Another who probably isn’t quite top class, but is a tough sort that has been running well consistently without winning. He seems to handle all kinds of going, but his better efforts have been on undulating tracks on better ground. That’s a worry, as is the fact he’s French-bred, but most alarmingly his record at beyond 3 miles is 0-4-12.
Rigadin De Beauchene
Improved markedly for the step-up in distance last time – winning Warwick’s Grade 3 Classic Chase – and clearly likes soft ground. He’s still very unexposed for an 8yo, and even further improvement looks likely. He’s another who possesses a fine trends profile, despite being French-bred, and his owner won this with Miko De Beauchene in 2008, who was also subsequently transferred to Venetia Williams. My only worry is that this is a much tougher race than he has contested before, and another step forward is definitely needed. He’ll probably be overbet and doesn’t offer much value in my opinion.
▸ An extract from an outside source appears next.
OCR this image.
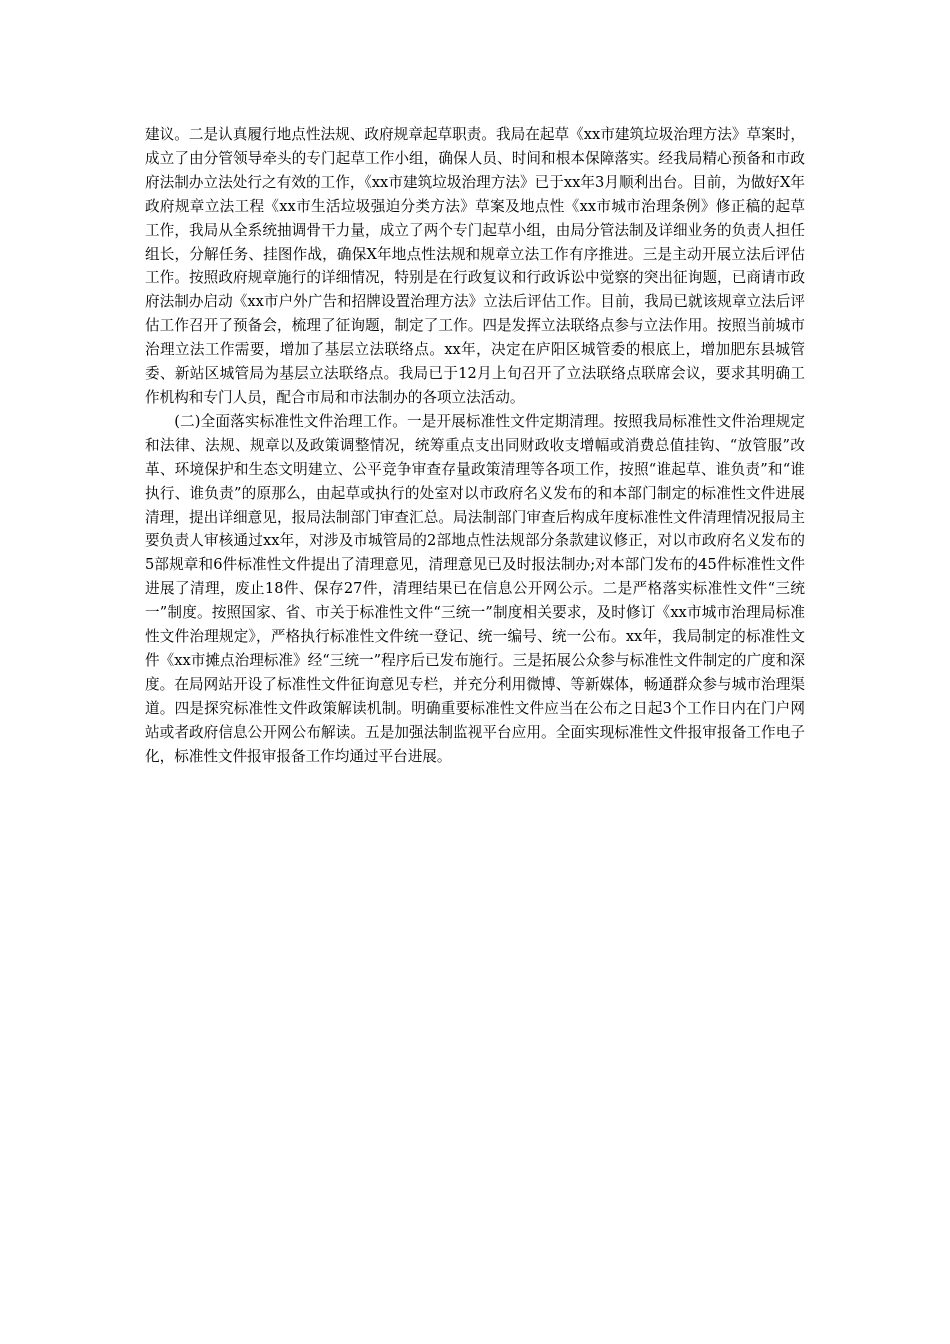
建议。二是认真履行地点性法规、政府规章起草职责。我局在起草《xx市建筑垃圾治理方法》草案时，成立了由分管领导牵头的专门起草工作小组，确保人员、时间和根本保障落实。经我局精心预备和市政府法制办立法处行之有效的工作，《xx市建筑垃圾治理方法》已于xx年3月顺利出台。目前，为做好X年政府规章立法工程《xx市生活垃圾强迫分类方法》草案及地点性《xx市城市治理条例》修正稿的起草工作，我局从全系统抽调骨干力量，成立了两个专门起草小组，由局分管法制及详细业务的负责人担任组长，分解任务、挂图作战，确保X年地点性法规和规章立法工作有序推进。三是主动开展立法后评估工作。按照政府规章施行的详细情况，特别是在行政复议和行政诉讼中觉察的突出征询题，已商请市政府法制办启动《xx市户外广告和招牌设置治理方法》立法后评估工作。目前，我局已就该规章立法后评估工作召开了预备会，梳理了征询题，制定了工作。四是发挥立法联络点参与立法作用。按照当前城市治理立法工作需要，增加了基层立法联络点。xx年，决定在庐阳区城管委的根底上，增加肥东县城管委、新站区城管局为基层立法联络点。我局已于12月上旬召开了立法联络点联席会议，要求其明确工作机构和专门人员，配合市局和市法制办的各项立法活动。

(二)全面落实标准性文件治理工作。一是开展标准性文件定期清理。按照我局标准性文件治理规定和法律、法规、规章以及政策调整情况，统筹重点支出同财政收支增幅或消费总值挂钩、“放管服”改革、环境保护和生态文明建立、公平竞争审查存量政策清理等各项工作，按照“谁起草、谁负责”和“谁执行、谁负责”的原那么，由起草或执行的处室对以市政府名义发布的和本部门制定的标准性文件进展清理，提出详细意见，报局法制部门审查汇总。局法制部门审查后构成年度标准性文件清理情况报局主要负责人审核通过xx年，对涉及市城管局的2部地点性法规部分条款建议修正，对以市政府名义发布的5部规章和6件标准性文件提出了清理意见，清理意见已及时报法制办;对本部门发布的45件标准性文件进展了清理，废止18件、保存27件，清理结果已在信息公开网公示。二是严格落实标准性文件“三统一”制度。按照国家、省、市关于标准性文件“三统一”制度相关要求，及时修订《xx市城市治理局标准性文件治理规定》，严格执行标准性文件统一登记、统一编号、统一公布。xx年，我局制定的标准性文件《xx市摊点治理标准》经“三统一”程序后已发布施行。三是拓展公众参与标准性文件制定的广度和深度。在局网站开设了标准性文件征询意见专栏，并充分利用微博、等新媒体，畅通群众参与城市治理渠道。四是探究标准性文件政策解读机制。明确重要标准性文件应当在公布之日起3个工作日内在门户网站或者政府信息公开网公布解读。五是加强法制监视平台应用。全面实现标准性文件报审报备工作电子化，标准性文件报审报备工作均通过平台进展。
An interesting one at the bottom of the weights trained by canny Sussex handler Gary Moore, with 3lb claimer and son Joshua Moore riding. He had the beating of subsequent Grade 3 winner Rigadin De Beauchene two starts ago, on heavy ground, but was receiving a stone in weight that day and has risen 21lbs since. His jumping is another worry and the last 17 winners of this contest had already finished 1st or 2nd in a Class 2. He hasn’t.
A progressive stayer who looks sure to be better suited to a faster surface, albeit he’s won on soft. He often races in blinkers, but didn’t have them on when beating Major Malarkey at Sandown two runs ago. That’s his best effort to date and, whilst he’s arguably open to further progress and despite his trainer’s good record here, others are readily preferred today.
Very lightly-raced for a Philip Hobbs-trained 11-year-old, he’s extremely versatile and looks well-handicapped. His 3rd in the Welsh National was only his second run back from a long layoff, having previously finished 4th in Sandown’s Bet365 Gold Cup, and it’s possible he’ll come on again for that last run. He’s also dropped another 2lbs in the handicap, with James Best taking off an additional 3lbs, and is weighted to go close. On the other hand, his trainer’s chasers are just 1-16 at the track, so that’s a slight worry.
Overall a very competitive handicap containing a large number of improving horses taking on their older rivals, including winners of the last three renewals.
Monbeg Dude is undoubtedly the pick of the bunch from a statistical angle and offers decent value, albeit Welsh National runner-up Teaforthree also has sound claims and so too does Triggerman, who finished 3rd at Chepstow and looks extremely well-handicapped based on his form from a couple of seasons ago.
Three-time course winner Cannington Brook obviously excels in these conditions and ought to be respected under Tom O’ Brien, whereas Warwick winner Rigadin De Beauchene faces stiffer opposition today and needed every yard of the 3m5f trip last time out. It’s possible he’ll find this a lot tougher from a 9lb higher mark.
Of the remainder, Neptune Equester has a brilliant trends profile and should be staying on at the finish provided he can remain in touch in this higher grade, and he also looks appealing at the likely odds.